Pseudo Image

Genomic data sets often contain values or observations that deviate substantially from expected values. These deviations can often be ascribed to a variety of technical or other factors that have little to do with biological cause and effects. In these situations, it is often better to identify and exclude outliers from an analysis than it is to include them, particularly where the cause of the anomalies can be explained by technical problems.

Often, valuable information about the quality of an array can be obtained from a visual examination of an image of the hybridization pattern. The Pseudo Image process generates an interactive pseudo image of an array by plotting a color-coded intensity variable using X - and Y -coordinates.

What do I need?

Three data sets are required for this process.

The first required data set is the Experimental Design Data Set (EDDS) . The affylatin_exp2.sas7bdat EDDS, which is used in the example that follows, is shown below. This required data set provides information about the experiment and identifies the files and columns containing the relevant data in the input data set. Note that one column in the EDDS must be named ColumnName and the values contained in this column must exactly match the column names in the input data set.

The second required data set, the Input Data Set , contains all of the numeric data to be analyzed. The sample data set used in the following example, the chips45and55.sas7bdat data set, shown below, is from the Affymetrix Latin Square experiment that is described in Sample Case Studies . This data was originally generated by Affymetrix Corporation to develop and validate their U95A GeneChip and Microarray Suite (MAS) 5.0 algorithm over a range of known concentrations. Each group in the experiment contains a pool of non-specific RNA as well as a set of 14 distinct human transcripts spiked in at known concentrations. Intensity data are listed in the last two columns of the data set.

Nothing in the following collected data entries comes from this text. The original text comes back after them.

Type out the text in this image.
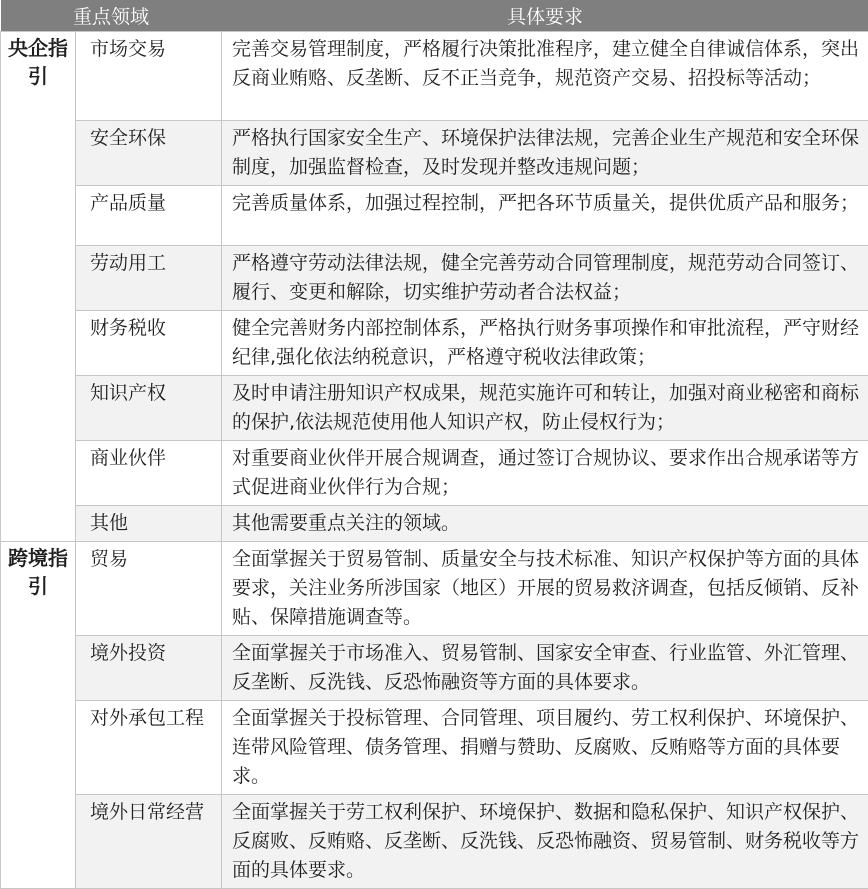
重点领域		具体要求
央企指引	市场交易	完善交易管理制度，严格履行决策批准程序，建立健全自律诚信体系，突出反商业贿赂、反垄断、反不正当竞争，规范资产交易、招投标等活动；
	安全环保	严格执行国家安全生产、环境保护法律法规，完善企业生产规范和安全环保制度，加强监督检查，及时发现并整改违规问题；
	产品质量	完善质量体系，加强过程控制，严把各环节质量关，提供优质产品和服务；
	劳动用工	严格遵守劳动法律法规，健全完善劳动合同管理制度，规范劳动合同签订、履行、变更和解除，切实维护劳动者合法权益；
	财务税收	健全完善财务内部控制体系，严格执行财务事项操作和审批流程，严守财经纪律,强化依法纳税意识，严格遵守税收法律政策；
	知识产权	及时申请注册知识产权成果，规范实施许可和转让，加强对商业秘密和商标的保护,依法规范使用他人知识产权，防止侵权行为；
	商业伙伴	对重要商业伙伴开展合规调查，通过签订合规协议、要求作出合规承诺等方式促进商业伙伴行为合规；
	其他	其他需要重点关注的领域。
跨境指引	贸易	全面掌握关于贸易管制、质量安全与技术标准、知识产权保护等方面的具体要求，关注业务所涉国家（地区）开展的贸易救济调查，包括反倾销、反补贴、保障措施调查等。
	境外投资	全面掌握关于市场准入、贸易管制、国家安全审查、行业监管、外汇管理、反垄断、反洗钱、反恐怖融资等方面的具体要求。
	对外承包工程	全面掌握关于投标管理、合同管理、项目履约、劳工权利保护、环境保护、连带风险管理、债务管理、捐赠与赞助、反腐败、反贿赂等方面的具体要求。
	境外日常经营	全面掌握关于劳工权利保护、环境保护、数据和隐私保护、知识产权保护、反腐败、反贿赂、反垄断、反洗钱、反恐怖融资、贸易管制、财务税收等方面的具体要求。
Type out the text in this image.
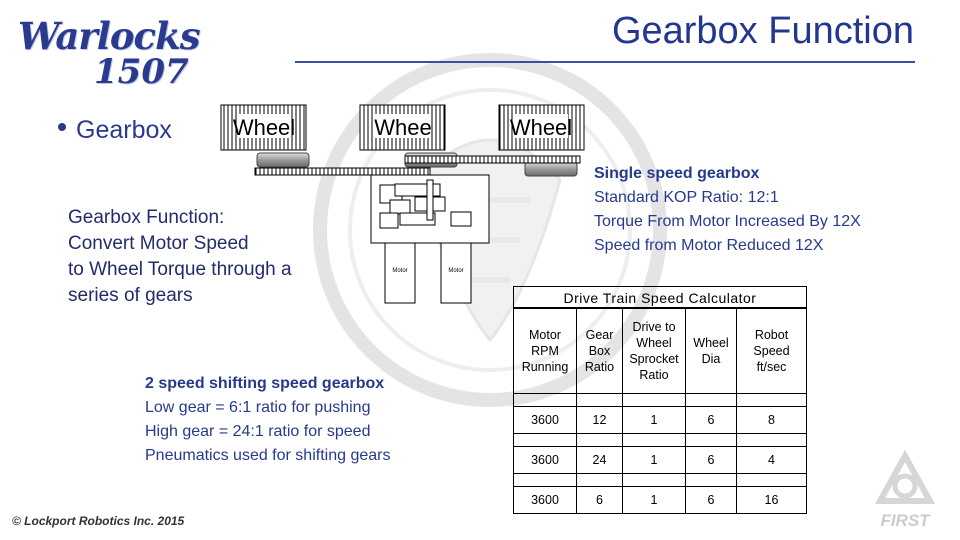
Warlocks
1507
Gearbox Function
Gearbox
Gearbox Function:
Convert Motor Speed
to Wheel Torque through a
series of gears
Wheel	Whee	Wheel
Motor	Motor
Single speed gearbox
Standard KOP Ratio: 12:1
Torque From Motor Increased By 12X
Speed from Motor Reduced 12X
Drive Train Speed Calculator
Motor
RPM
Running	Gear
Box
Ratio	Drive to
Wheel
Sprocket
Ratio	Wheel
Dia	Robot
Speed
ft/sec

3600	12	1	6	8

3600	24	1	6	4

3600	6	1	6	16
2 speed shifting speed gearbox
Low gear = 6:1 ratio for pushing
High gear = 24:1 ratio for speed
Pneumatics used for shifting gears
© Lockport Robotics Inc. 2015	FIRST
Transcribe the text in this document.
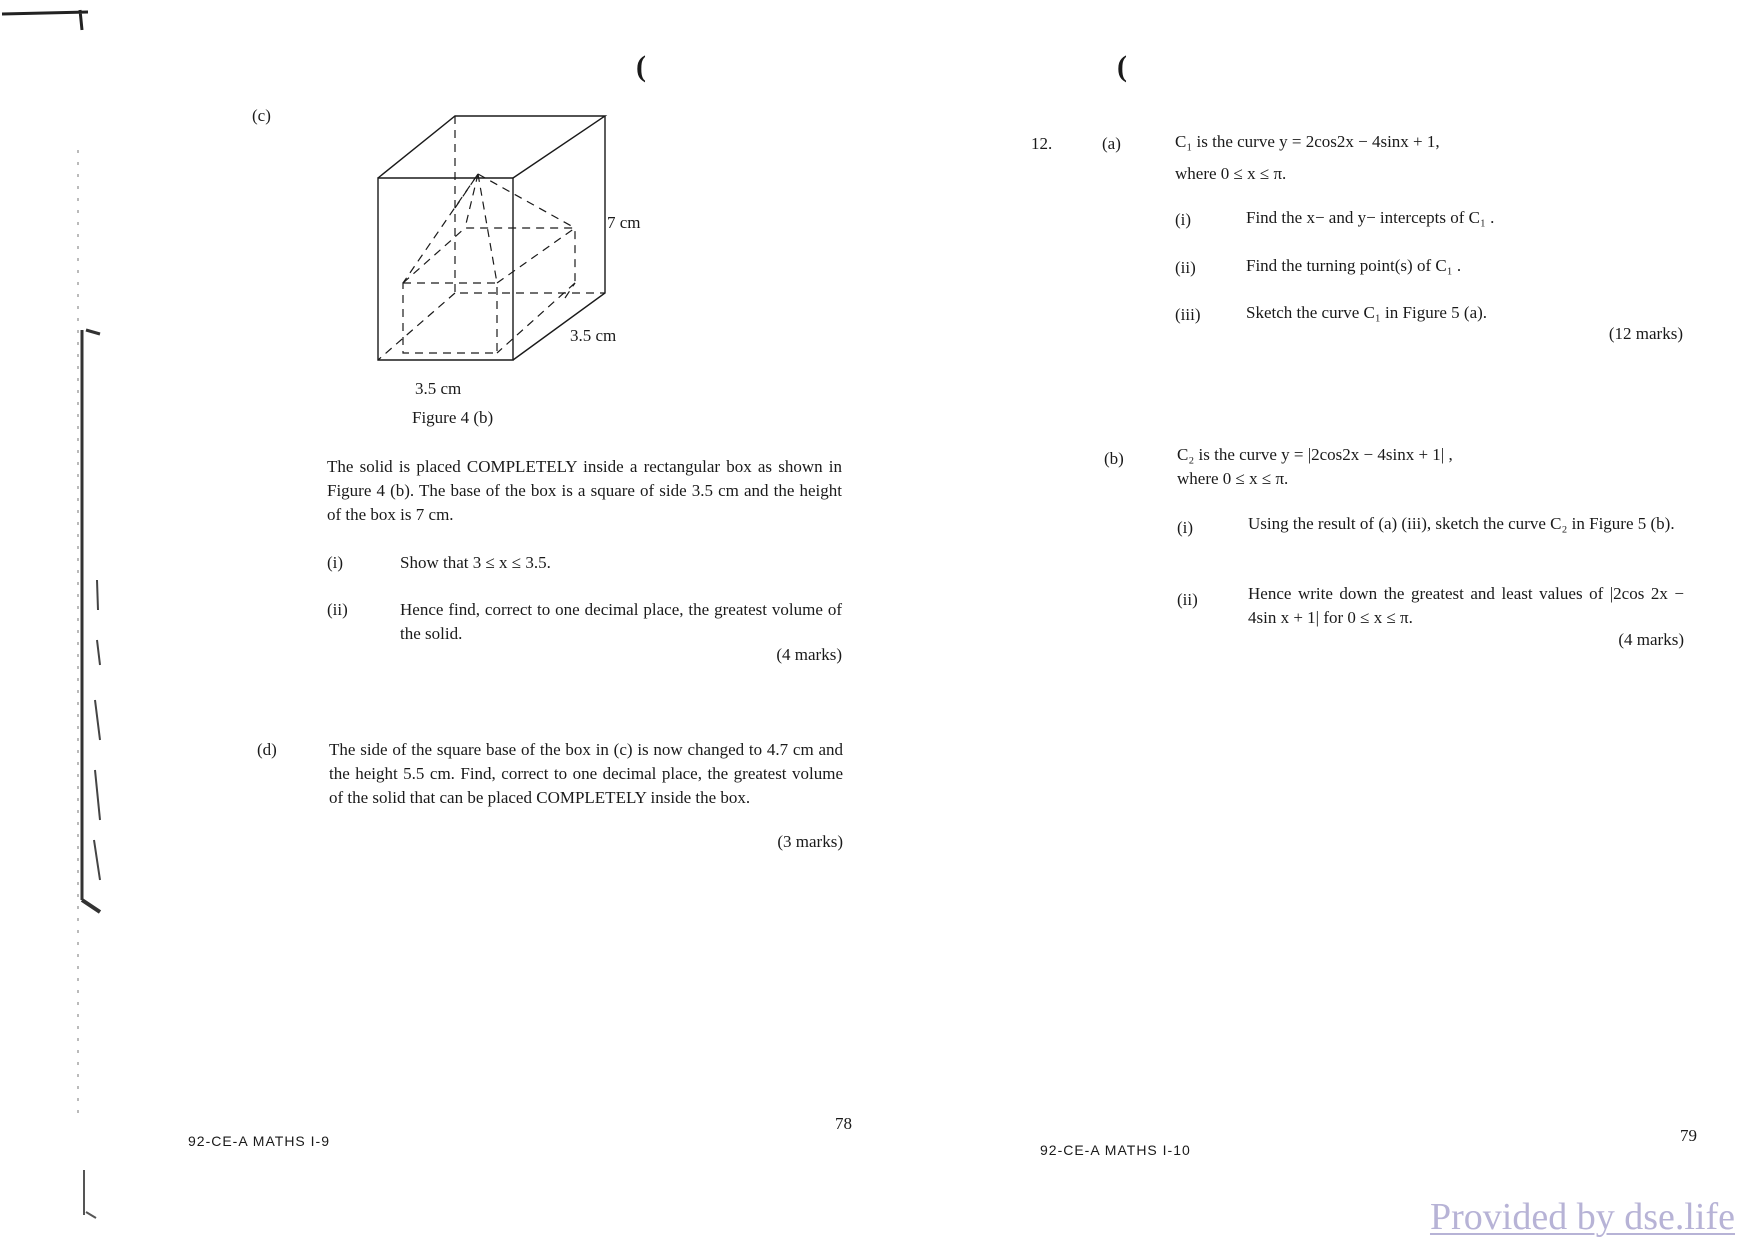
(
(c)
7 cm
3.5 cm
3.5 cm
Figure 4 (b)
The solid is placed COMPLETELY inside a rectangular box as shown in Figure 4 (b). The base of the box is a square of side 3.5 cm and the height of the box is 7 cm.
(i)	Show that 3 ≤ x ≤ 3.5.
(ii)	Hence find, correct to one decimal place, the greatest volume of the solid.
(4 marks)
(d)	The side of the square base of the box in (c) is now changed to 4.7 cm and the height 5.5 cm. Find, correct to one decimal place, the greatest volume of the solid that can be placed COMPLETELY inside the box.
(3 marks)
92-CE-A MATHS I-9
78
(
12.	(a)	C₁ is the curve y = 2cos2x − 4sinx + 1,
where 0 ≤ x ≤ π.
(i)	Find the x− and y− intercepts of C₁ .
(ii)	Find the turning point(s) of C₁ .
(iii)	Sketch the curve C₁ in Figure 5 (a).
(12 marks)
(b)	C₂ is the curve y = |2cos2x − 4sinx + 1| ,
where 0 ≤ x ≤ π.
(i)	Using the result of (a) (iii), sketch the curve C₂ in Figure 5 (b).
(ii)	Hence write down the greatest and least values of |2cos 2x − 4sin x + 1| for 0 ≤ x ≤ π.
(4 marks)
92-CE-A MATHS I-10
79
Provided by dse.life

The third required data set, the coordinate data set , lists the x- and y- coordinates for each spot on the arrays. The probemap_u95a.sas7bdat data set, used in the following example, is shown below.

Two additional, optional, data sets can also be merged into the analysis. The first, the Annotation Data Set , provides annotation information for each of the markers, such as gene names, function, physical location, and association , that can be used as key terms for web and database searches.

The second optional data set, the QC data set , contains Affymetrix Input Engine generated QC probes data ( qcprobe ). This data set should be specified only if the input data set does not contain data for QC probes and if you want QC probes data displayed in the pseudo image. The qcdata_c45and55.sas7bdat QC data set is shown below.

Examine and compare the chips45and55.sas7bdat input data set, the probemap_u95a.sas7bdat coordinate data set, and the qcdata_c45and55.sas7bdat QC data set.

All three data sets have the Unit , Probe , and Probe_Set_ID columns in common.

The affylatin_exp2.sas7bdat EDDS, the chips45and55.sas7bdat input data set, the probemap_u95a.sas7bdat coordinate data set and the qcdata_c45and55.sas7bdat QC data set are all included in the Sample Data folder.

For detailed information about the files and data sets used or created by JMP Life Sciences software, see Files and Data Sets .

Output/Results

The output generated by this process is summarized in a Tabbed report. Refer to the Pseudo Image output documentation for detailed descriptions and guides to interpreting your results.